# Starting an older boy



## gdgli (Aug 24, 2011)

Get a pigeon, pull a few flight feathers from it and put it down on the ground. Let the dog have a look to get a look at the dog's interest in birds.


----------



## EvanG (Apr 26, 2008)

Basics, Basics, Basics. And remember, he doesn't know how old he is. Take things at his pace, and don't place expectations on him due to his age. Let him come along at his own pace. Lots of birds, as often as you can!

EvanG


----------



## hotel4dogs (Sep 29, 2008)

My boy was over 3 before he saw either a bumper or a bird. He has his SH and we're training for MH. Has his HR (HRC) and training for HRCH.
Go for it!!


----------



## rhondas (Sep 10, 2010)

My boy turned 5 in July, 2012 and didn't start hunt/field training until around April, 2012. Before this he only thought a bumper was what he retrieved when swimming or dock diving and he had never picked up a bird. 

In early September, 2012 he was entered into his first 2 ever JH tests. He passed one test and got to the 2nd water mark before he failed the other - so one JH leg. Then at the end of September, 2012 he passed the GRCA WC on his first try. We have done minimal training so far - probably one morning every other week. 

So... my answer is go for it. At the JH and WC levels I believe it's more natural abilities that are tested.


----------



## Jige (Mar 17, 2011)

Go for it. Your boy ill love it and all of you will share a comman interest and seal your bond even more.


----------



## Alaska7133 (May 26, 2011)

So we've been working with Reilly. We have a heated shop attached to our office, so we can throw out there. We can only throw for 40 feet, but it gives them the idea of what we're doing. Plus there is a lot of obstacles in the shop they have to run around like forklifts and boxes. 

So Reilly is very happy to work. But he's very slow. He doesn't really run to the bumper, he wags his tail and walks over and picks it up. He's extremely gentle with the bumpers. He brings them right back and is excited to go again. I keep him on the long line which he doesn't seem to really need, he's very obedient. But he's just so darn slow. Do you think maybe he's trying to figure out what we want from him?

We did test him on a grouse tail. He really wanted to carry it around. He was extremely gentle with it and wanted to play with it. No aggression and he didn't try to eat it.

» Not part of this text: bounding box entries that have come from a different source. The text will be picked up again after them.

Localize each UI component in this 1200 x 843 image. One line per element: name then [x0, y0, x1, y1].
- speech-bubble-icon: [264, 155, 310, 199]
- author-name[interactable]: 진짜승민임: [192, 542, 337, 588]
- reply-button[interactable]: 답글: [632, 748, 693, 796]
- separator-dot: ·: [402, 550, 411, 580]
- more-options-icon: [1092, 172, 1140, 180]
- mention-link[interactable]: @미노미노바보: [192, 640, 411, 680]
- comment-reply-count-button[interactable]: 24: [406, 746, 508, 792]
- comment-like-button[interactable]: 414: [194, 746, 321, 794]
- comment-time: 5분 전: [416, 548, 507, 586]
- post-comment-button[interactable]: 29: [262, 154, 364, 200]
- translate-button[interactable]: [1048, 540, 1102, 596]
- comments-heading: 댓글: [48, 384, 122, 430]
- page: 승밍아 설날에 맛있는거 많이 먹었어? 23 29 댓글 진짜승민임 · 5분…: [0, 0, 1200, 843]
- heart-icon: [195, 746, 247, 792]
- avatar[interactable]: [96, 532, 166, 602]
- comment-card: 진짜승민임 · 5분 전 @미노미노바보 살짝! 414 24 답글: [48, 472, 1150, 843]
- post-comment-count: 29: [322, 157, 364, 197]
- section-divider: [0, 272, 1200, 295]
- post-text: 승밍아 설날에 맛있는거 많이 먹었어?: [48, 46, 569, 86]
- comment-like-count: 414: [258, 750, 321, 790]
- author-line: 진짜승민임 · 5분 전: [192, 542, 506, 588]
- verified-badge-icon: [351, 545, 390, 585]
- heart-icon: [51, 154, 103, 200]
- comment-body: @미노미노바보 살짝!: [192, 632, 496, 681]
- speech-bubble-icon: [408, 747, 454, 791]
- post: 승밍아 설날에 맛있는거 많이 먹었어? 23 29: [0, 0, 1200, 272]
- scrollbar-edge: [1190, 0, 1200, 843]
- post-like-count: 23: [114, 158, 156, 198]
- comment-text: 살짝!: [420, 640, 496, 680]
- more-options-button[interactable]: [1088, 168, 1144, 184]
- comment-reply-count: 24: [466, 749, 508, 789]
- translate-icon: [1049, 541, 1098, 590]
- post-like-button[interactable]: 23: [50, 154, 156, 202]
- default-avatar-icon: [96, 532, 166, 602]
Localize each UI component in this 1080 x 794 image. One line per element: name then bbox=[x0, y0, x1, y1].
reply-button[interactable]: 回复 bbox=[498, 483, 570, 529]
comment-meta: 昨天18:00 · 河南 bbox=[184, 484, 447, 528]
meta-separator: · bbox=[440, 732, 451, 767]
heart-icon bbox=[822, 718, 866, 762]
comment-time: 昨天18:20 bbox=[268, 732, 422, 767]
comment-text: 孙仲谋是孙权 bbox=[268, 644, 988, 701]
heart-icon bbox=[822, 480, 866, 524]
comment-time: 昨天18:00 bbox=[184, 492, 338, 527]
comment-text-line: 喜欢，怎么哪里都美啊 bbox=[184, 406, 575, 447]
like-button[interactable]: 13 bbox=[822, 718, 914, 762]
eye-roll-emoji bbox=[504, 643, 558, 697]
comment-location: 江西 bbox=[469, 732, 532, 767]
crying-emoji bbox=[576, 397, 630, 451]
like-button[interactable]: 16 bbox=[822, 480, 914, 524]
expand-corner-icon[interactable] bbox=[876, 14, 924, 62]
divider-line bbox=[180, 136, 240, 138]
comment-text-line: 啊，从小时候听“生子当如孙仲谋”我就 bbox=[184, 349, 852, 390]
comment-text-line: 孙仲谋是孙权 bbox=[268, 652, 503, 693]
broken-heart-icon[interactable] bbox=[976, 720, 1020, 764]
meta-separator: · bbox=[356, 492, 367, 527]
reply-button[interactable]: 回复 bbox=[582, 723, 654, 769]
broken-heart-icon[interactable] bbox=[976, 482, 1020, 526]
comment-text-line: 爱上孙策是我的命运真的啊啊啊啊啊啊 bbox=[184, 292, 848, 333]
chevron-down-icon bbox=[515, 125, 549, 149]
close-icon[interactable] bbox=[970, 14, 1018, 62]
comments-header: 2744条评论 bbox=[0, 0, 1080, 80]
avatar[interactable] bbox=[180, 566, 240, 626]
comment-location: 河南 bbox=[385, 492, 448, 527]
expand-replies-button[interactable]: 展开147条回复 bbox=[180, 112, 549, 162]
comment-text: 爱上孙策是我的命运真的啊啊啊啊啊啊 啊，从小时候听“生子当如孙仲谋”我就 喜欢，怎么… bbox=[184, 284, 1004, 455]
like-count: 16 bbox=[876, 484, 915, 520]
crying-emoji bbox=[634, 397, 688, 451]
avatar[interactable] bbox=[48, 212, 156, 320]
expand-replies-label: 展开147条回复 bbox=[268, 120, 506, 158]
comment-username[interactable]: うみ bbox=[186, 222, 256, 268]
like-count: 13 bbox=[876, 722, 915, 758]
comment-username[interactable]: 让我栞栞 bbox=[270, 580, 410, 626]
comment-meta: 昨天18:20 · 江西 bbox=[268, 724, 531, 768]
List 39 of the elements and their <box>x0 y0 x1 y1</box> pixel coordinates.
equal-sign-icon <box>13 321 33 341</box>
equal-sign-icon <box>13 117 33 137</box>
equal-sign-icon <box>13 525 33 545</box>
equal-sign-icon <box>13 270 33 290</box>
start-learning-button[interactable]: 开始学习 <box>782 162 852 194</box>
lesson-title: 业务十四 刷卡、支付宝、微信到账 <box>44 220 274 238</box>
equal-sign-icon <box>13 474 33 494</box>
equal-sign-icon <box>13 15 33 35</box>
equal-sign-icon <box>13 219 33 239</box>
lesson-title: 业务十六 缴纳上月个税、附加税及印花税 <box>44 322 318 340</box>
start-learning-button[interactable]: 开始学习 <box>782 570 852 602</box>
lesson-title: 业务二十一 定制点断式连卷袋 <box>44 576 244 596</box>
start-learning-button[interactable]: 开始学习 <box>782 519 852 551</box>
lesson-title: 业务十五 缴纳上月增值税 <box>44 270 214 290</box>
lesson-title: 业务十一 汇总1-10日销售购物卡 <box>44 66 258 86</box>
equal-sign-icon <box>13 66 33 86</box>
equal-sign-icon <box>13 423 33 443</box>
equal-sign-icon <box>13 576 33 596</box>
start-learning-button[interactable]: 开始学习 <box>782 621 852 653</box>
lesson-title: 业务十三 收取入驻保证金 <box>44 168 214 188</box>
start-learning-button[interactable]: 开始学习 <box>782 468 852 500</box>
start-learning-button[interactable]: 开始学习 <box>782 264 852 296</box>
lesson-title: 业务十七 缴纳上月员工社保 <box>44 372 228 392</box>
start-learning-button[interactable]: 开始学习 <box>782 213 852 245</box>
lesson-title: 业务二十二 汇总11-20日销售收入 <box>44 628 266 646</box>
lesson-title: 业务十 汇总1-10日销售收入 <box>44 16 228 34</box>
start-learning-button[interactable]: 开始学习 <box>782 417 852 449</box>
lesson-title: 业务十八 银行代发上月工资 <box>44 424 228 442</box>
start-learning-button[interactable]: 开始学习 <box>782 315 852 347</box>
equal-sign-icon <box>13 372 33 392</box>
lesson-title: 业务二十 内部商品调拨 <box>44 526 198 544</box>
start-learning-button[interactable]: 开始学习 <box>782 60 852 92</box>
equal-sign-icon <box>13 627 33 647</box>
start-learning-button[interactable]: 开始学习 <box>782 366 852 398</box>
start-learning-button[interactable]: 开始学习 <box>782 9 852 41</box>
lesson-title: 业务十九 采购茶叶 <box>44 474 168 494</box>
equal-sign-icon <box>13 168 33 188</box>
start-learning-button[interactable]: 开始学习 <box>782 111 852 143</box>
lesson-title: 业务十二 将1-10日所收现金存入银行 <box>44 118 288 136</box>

So what do you think, too gentle for hunting? Too slow for trials? He tears around the trails when he is off leash like a wild man. He just has the sweetest personality of any golden I've ever owned.

Thanks for your thoughts.


----------



## EvanG (Apr 26, 2008)

How 'bout some video?

EvanG


----------



## Jige (Mar 17, 2011)

Speed is nice but slow and steady and having good marking skills is better in my book.


----------